Release Me (Stark Trilogy, #1)(123)



His father leans toward him, but jerks back when Austin says, “What are you talking about?” He sits away from the fire, his back propped against the wall, a ceramic jug resting beside him. “No secrets.” His mouth hangs open and a filament of spit hangs between his lips. “No secrets, not here.”

Patrick stares into the fire and feels something combust inside him, as if his chest were a wet bale of straw with smoke billowing from it. Soon he will be ablaze.

Austin clears his throat with a cough. He is filthy, yet he neatens the wrinkles out of his sleeve now and plucks from it a hair or a pine needle. “You’re not going anywhere, you know.”

“I won’t tell.”

“Maybe, maybe not. Can’t risk it.”

“I won’t tell.”

“Saying it twice don’t make it true.”

“I can take my father off your hands. I can send word to your families that you’re still alive. You can trust me.”

Austin uses two hands to take a pull from the sloshing jug. Spirits likely stolen from some outbuilding or back porch. “Can’t trust nobody. The world is a sewer of lies. We’re all up to our necks in the sweet shit of it.” Here he raises his pointer finger and his voice takes on a high, halting quality, mimicking the current president. “We’re rebuilding a road—we’re bombing a compound. Lycans can live responsibly if given the chance—lycans must be choke collared and medicated and treated like the dogs that they are. All men are created equal—but lycans are not men. They are and are not of the same species, so the same rights do not apply.”

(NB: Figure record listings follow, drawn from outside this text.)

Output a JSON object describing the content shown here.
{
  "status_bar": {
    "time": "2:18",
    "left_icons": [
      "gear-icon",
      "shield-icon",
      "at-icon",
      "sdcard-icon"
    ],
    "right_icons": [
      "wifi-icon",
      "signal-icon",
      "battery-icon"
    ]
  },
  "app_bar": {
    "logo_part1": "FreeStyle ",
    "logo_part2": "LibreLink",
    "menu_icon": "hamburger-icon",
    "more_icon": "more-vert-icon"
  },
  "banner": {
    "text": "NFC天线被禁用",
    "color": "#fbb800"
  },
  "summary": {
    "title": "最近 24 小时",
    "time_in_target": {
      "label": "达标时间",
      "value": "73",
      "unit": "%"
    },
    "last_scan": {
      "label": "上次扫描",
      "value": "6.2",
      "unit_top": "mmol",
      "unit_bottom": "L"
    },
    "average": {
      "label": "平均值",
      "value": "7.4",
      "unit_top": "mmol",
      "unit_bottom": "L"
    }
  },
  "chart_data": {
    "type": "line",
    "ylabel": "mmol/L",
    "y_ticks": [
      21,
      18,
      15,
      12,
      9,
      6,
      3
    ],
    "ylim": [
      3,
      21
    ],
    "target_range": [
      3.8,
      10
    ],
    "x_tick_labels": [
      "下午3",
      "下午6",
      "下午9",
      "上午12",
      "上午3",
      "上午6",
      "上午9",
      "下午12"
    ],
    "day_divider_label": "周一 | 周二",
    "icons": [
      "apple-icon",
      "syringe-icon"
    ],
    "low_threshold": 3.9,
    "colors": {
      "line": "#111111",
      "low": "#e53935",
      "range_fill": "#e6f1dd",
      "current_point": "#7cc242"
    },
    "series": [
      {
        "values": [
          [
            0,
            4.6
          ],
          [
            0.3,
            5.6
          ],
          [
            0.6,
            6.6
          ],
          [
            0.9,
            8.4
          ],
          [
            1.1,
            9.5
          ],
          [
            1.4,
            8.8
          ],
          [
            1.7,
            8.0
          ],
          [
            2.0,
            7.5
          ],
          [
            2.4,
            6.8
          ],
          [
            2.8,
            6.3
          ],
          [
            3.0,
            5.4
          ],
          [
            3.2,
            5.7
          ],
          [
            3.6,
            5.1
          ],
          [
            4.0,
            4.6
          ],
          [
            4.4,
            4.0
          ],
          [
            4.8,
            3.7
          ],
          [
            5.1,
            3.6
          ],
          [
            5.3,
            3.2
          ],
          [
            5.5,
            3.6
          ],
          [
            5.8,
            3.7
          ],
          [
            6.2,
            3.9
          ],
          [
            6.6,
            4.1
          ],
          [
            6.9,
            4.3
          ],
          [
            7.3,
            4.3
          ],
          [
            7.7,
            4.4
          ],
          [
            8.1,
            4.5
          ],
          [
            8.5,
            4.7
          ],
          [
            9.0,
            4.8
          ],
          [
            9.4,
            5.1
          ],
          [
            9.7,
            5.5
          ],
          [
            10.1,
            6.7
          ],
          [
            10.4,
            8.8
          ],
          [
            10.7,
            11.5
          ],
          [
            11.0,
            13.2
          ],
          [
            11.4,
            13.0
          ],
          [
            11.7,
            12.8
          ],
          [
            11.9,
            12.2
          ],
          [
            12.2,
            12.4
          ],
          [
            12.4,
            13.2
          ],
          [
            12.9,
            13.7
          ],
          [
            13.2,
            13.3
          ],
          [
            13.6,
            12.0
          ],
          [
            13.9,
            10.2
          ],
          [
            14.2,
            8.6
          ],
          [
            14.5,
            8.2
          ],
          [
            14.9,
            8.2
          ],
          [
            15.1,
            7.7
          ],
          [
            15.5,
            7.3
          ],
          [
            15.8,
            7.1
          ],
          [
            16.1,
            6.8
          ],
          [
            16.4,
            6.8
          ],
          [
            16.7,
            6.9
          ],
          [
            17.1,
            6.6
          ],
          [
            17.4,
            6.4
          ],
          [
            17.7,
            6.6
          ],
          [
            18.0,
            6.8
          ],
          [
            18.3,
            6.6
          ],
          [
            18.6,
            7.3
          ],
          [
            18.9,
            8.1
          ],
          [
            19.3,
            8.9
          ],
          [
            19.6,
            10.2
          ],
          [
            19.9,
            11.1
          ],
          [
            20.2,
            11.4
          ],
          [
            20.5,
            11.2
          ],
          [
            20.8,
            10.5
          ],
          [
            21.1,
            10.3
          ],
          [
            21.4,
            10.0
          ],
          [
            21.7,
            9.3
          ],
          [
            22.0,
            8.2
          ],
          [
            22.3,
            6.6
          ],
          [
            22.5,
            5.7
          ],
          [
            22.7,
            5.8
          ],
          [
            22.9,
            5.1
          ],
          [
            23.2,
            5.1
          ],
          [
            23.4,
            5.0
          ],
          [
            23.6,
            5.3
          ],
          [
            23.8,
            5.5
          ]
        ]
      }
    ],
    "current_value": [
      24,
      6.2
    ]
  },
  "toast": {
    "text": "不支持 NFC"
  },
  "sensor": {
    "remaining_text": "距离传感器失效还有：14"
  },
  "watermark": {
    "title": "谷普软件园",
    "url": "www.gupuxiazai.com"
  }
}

“Letting me go would be the right thing to do.”

“Your father always said you were never a good listener. This is what you need to start getting through your head: we’re in the same hole now. I didn’t invite you here. You showed up.”

Patrick can think of a hundred wrong things to say but doesn’t. For a minute the only sound is that of the fire snapping and pitch pockets popping. Ash spins upward and Patrick follows it with his gaze and sees that the skylight still glows. He could have been here an hour or a hundred hours for all he can tell.

Pablo says, “You going to hog that thing all day? Pass the jug around, show some manners.”

Austin takes another pull and rises with a double snap of his knees. He tries to hide it, but Patrick notices him stagger on his way to the fire. His clothes droop off him as if he were a hanger. The seat of his pants has been mended with a wide patch of fur and it gives him a diaperish look.

Patrick takes a quick inventory of his surroundings. His father is watching him. The black man’s chest is rising and falling with the rhythms of sleep. The M57 is tilted against the wall with no one there to guard it. Austin plops the jug into Pablo’s lap and announces he’s going to take a leak and trips twice on his way to the edge of the chasm with the bridge reaching across it. A moment later, the sound of his piss splattering into the void.

“Patrick?” his father says.

“Yeah.”

Pablo guzzles from the jug and scrunches up his face and shivers away the taste.

“You want to help?”

“Yeah?”

“Do what I’ve been telling you all along. Find Neal.”

Pablo wipes his mouth with his wrist and passes the jug to Patrick. The jug is ceramic, the size of a milk jug, a two-toned brown spotted with guano. Its mouth is as wide as his own and the odor of spoiled potatoes comes from it. He feels sickened. He feels the snow of the Republic weighing him down and he feels the darkness of the grave pressing around the fire and infecting his vision so that there seems to be no separation between the living and the dead, a child born with a mud wasp’s nest for a heart and its eyes already pocketed with dust, ready to be clapped into a box and dropped down a hole.

Patrick asks, in as calm a voice as he can muster, whether he can bum a cigarette.

Pablo fingers the pack in his pocket. “I don’t know, man. Only got a few.” Then he hands one over anyway.

Patrick burns its tip in the fire and then pinches it between his lips and sucks until the cherry brightens, taking care not to breathe in any of the smoke, knowing he will cough.

He looks at his father then, who nods and reaches down to claw his hands into the black sand. “Hey,” he says, “get a load of this,” and when Pablo looks at him curiously he flings two fistfuls into his face.

Pablo bring his hands to his eyes and Patrick grips the jug by the neck and leaps over the sitting stones and stumbles ten paces to where the M57 waits for him.

His father is dragging himself around the fire, toward Pablo, trying to get to him before it is too late. But it is too late. Pablo blearily reaches for his spear and lashes out with it, catching Patrick’s father in the face with it, then the base of his neck, then his chest, stabbing, stabbing. His father, who has seemed all this time an apparition, now bleeds and screams, terribly alive in this final moment.

But Patrick cannot stop. He can hear the footsteps pounding toward him and by the time he pulls the rifle to his shoulder, it is almost too late. Austin’s face is a rictus of startled fury, his teeth bared and already bleeding. He does not move smoothly, the transformation shuddering its way through him, as if he is succumbing to some toxin. His arms are outstretched to draw Patrick into the kind of crushing embrace that would snap his ribs and branch them through the pink pits of his lungs.